L’esercizio fisico aiuta decisamente a invecchiare meglio fisicamente, anche se iniziamo tardi nel corso della vita, ci aiuta a controllare le malattie cardiovascolari tra cui la ben nota anche se silente ipertensione arteriosa soprattutto aterosclerosi e infarto del miocardio, ma anche ictus; il profilo lipidico l’obesità centrale o androgena;i livelli di colesterolo; contribuisce a prevenire o ritardare l’insorgenza di patologie croniche connesse all’invecchiamento; riduce il rischio delle conseguenze da osteoporosi e di traumi da caduta…..
Ma anche la parte psicologica sicuramente ne trae benefici infatti sono ormai numerose le evidenze scientifiche che avvalorano l’importanza della pratica di una attività fisica meglio se regolare, anche nella fascia di popolazione anziana per i suoi effetti positivi sui vari fattori psicologici e sulla qualità della vita in generale.
Mantenere la mente attiva in età avanzata è fondamentale, e un ottimo alleato è lo sport, soprattutto se accompagnato da una sana alimentazione adatta alle esigenze e che sostenga le richieste nutrizionali che possono mutare a causa dell’invecchiamento, possiamo dire quindi che lo l’esercizio esercita anche un forte effetto protettivo sulla salute cerebrale tutelando l’anziano anche dal declino cognitivo. Secondo la letteratura in materia gli anziani che praticano fitness o affini presentano sensibili miglioramenti dei sintomi psico-emotivi di ansia e depressione che, in questa fascia di età, tendono ad aggravarsi.
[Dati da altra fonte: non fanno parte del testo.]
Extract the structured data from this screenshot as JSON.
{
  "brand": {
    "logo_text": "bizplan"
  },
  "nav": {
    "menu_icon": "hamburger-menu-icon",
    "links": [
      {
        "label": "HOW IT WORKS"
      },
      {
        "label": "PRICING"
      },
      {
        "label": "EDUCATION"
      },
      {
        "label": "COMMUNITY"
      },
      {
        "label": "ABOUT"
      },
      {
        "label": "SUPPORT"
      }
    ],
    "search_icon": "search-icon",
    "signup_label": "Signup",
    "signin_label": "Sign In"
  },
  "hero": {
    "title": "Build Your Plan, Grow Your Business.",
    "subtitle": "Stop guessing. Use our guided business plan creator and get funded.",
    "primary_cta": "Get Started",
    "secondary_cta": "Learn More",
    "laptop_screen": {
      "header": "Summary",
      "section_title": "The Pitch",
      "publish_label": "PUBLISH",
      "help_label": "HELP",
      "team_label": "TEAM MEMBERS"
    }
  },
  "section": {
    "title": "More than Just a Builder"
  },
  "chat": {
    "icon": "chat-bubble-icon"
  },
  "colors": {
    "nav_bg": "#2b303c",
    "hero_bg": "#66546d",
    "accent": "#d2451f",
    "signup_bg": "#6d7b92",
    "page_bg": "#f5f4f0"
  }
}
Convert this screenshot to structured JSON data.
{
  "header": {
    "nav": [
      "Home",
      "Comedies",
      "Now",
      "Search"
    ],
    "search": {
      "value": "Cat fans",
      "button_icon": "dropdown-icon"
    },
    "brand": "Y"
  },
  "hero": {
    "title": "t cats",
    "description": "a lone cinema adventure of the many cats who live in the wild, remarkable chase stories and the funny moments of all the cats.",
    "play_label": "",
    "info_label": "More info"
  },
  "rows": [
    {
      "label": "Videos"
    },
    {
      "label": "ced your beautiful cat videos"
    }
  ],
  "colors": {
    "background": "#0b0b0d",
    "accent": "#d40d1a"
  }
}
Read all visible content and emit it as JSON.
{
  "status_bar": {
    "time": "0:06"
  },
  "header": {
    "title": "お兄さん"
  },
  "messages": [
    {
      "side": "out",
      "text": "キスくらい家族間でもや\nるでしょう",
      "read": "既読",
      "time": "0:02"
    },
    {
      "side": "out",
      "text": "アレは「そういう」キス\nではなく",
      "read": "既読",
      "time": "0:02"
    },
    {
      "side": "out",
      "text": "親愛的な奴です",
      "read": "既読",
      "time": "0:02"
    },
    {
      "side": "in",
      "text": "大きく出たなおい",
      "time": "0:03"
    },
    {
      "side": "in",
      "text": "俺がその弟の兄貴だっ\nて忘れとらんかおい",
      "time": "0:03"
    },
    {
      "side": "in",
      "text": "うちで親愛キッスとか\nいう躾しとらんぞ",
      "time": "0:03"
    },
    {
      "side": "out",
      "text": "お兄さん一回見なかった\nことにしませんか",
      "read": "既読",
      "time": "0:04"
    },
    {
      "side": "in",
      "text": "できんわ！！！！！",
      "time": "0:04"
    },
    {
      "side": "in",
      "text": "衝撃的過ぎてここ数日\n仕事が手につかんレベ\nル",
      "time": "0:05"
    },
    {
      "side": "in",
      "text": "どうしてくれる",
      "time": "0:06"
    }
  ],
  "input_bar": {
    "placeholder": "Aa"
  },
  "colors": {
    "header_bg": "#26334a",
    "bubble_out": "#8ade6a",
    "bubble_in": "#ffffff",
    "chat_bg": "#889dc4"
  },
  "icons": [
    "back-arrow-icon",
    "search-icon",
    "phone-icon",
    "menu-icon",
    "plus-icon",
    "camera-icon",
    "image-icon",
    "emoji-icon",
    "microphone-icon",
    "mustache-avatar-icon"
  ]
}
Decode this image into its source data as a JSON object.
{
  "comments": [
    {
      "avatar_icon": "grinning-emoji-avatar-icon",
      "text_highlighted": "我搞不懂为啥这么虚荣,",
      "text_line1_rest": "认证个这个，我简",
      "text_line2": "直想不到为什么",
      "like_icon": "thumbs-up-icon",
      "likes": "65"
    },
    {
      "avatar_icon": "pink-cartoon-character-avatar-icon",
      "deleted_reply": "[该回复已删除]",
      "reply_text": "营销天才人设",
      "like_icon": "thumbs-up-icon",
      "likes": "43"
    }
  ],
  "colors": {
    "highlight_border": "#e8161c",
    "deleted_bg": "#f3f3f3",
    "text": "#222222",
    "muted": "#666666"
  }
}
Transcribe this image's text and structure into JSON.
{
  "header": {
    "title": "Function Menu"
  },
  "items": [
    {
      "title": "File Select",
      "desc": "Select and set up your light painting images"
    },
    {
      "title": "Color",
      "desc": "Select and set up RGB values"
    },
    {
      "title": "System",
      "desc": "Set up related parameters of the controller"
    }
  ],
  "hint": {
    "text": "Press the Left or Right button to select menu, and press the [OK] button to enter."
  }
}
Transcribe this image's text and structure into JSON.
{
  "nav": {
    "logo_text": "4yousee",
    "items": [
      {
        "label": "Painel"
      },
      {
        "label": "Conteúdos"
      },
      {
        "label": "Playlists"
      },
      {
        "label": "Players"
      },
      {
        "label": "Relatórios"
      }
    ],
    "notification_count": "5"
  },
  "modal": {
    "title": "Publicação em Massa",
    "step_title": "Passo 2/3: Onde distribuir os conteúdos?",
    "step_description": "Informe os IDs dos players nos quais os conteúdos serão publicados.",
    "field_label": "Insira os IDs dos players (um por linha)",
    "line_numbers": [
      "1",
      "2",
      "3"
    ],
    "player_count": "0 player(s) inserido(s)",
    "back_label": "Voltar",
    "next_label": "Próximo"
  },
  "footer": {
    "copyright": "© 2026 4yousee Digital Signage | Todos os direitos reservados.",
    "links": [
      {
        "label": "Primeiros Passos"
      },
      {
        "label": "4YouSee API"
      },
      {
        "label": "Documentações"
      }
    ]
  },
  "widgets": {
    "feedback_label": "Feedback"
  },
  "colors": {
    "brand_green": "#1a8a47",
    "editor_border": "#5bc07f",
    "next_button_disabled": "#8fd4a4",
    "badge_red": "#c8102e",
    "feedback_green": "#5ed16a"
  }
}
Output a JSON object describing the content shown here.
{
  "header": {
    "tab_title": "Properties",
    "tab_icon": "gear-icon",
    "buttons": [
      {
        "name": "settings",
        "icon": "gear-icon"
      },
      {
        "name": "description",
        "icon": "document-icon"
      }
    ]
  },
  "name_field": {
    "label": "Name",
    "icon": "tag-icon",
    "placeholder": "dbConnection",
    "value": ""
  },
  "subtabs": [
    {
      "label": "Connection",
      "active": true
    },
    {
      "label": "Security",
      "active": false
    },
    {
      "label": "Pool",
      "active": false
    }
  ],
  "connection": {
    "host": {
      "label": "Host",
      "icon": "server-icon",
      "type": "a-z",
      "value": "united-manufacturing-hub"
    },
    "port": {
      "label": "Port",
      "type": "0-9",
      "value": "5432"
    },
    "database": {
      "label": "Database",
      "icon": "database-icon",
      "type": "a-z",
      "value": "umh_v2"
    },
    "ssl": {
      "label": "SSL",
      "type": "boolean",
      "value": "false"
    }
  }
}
Non serve fare grandi sforzi, basta trovare un’attività che ci piace e farla diventare una sana abitudine. E ricordiamoci anche di mangiare in modo sano e nutriente, per dare al nostro corpo il carburante giusto per affrontare al meglio gli anni a venire. Un invecchiamento attivo e sereno è un diritto e un obiettivo che possiamo raggiungere insieme!